Тот факт, что Борис был не из таких, уже говорил многое о нем. По крайней мере, для меня. Мужчина, который при всей своей циничности и резкости может спокойно сказать, что любит своего ребенка, был в моих глазах намного выше всех этих современных эгоистов, которые готовы врать до бесконечности, потому что все равно ни за что не собираются отвечать. Борис был откровенен до грубой прямоты. Иногда его исчерпывающая откровенность меня обижала, иногда бесила. Главным образом потому, что я, в силу собственного малодушия и банальности, не могла ответить ему тем же. Потому что освоить искусство думать то, что говоришь, и говорить то, что думаешь, было для меня невозможно.

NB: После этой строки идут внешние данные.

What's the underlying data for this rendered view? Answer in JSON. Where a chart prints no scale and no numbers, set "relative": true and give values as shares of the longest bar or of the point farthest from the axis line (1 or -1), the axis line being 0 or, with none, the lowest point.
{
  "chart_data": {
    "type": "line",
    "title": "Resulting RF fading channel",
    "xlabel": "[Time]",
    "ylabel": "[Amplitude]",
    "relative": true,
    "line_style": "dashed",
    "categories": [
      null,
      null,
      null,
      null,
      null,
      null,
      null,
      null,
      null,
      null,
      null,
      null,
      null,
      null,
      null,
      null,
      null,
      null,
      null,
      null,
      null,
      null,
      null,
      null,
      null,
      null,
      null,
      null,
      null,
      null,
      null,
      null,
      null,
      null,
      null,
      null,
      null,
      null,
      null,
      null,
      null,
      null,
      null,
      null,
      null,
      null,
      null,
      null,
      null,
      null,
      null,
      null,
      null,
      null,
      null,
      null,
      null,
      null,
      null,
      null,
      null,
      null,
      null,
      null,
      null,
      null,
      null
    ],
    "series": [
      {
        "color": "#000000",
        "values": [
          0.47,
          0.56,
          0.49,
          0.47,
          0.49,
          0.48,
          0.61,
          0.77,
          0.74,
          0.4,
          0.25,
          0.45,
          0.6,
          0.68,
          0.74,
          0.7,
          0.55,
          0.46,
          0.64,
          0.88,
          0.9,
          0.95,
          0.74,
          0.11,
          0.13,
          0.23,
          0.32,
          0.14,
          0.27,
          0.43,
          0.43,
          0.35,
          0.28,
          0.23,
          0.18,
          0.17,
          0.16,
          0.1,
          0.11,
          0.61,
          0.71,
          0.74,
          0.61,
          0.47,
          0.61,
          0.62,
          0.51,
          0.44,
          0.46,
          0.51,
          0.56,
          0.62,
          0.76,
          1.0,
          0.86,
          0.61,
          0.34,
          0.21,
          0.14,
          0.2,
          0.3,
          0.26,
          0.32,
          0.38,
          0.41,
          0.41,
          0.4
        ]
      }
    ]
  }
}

Я играла по старым правилам, стараясь быть или казаться идеальной, тщательно замазывая и замуровывая истинный характер, привычки и мысли. Я старалась казаться аккуратисткой, аккуратно развешивая свои вещи на стуле, даже если мне хотелось свалить их в углу одним комком. Я старательно ела даже подогретый гуляш вилкой в левой, ножичком в правой, стараясь не уронить с непривычки кусок по дороге. И только после того, как Борис меня обсмеял и принялся демонстративно зачерпывать гуляш столовой ложкой, я немного расслабилась. Но все равно, я стеснялась даже сморкаться при нем, а дезодорантом поливала не только подмышки, но и все остальное, пытаясь полностью стереть свой запах с тела. «Рексона» пахнет лучше, как мне казалось. Но самым диким было то, что я старательно соблюдала образ равнодушной и самодостаточной особы, на самом деле думая о Борисе и нуждаясь в нем чуть ли не каждый день моей дурацкой жизни. Чего нельзя было сказать о нем.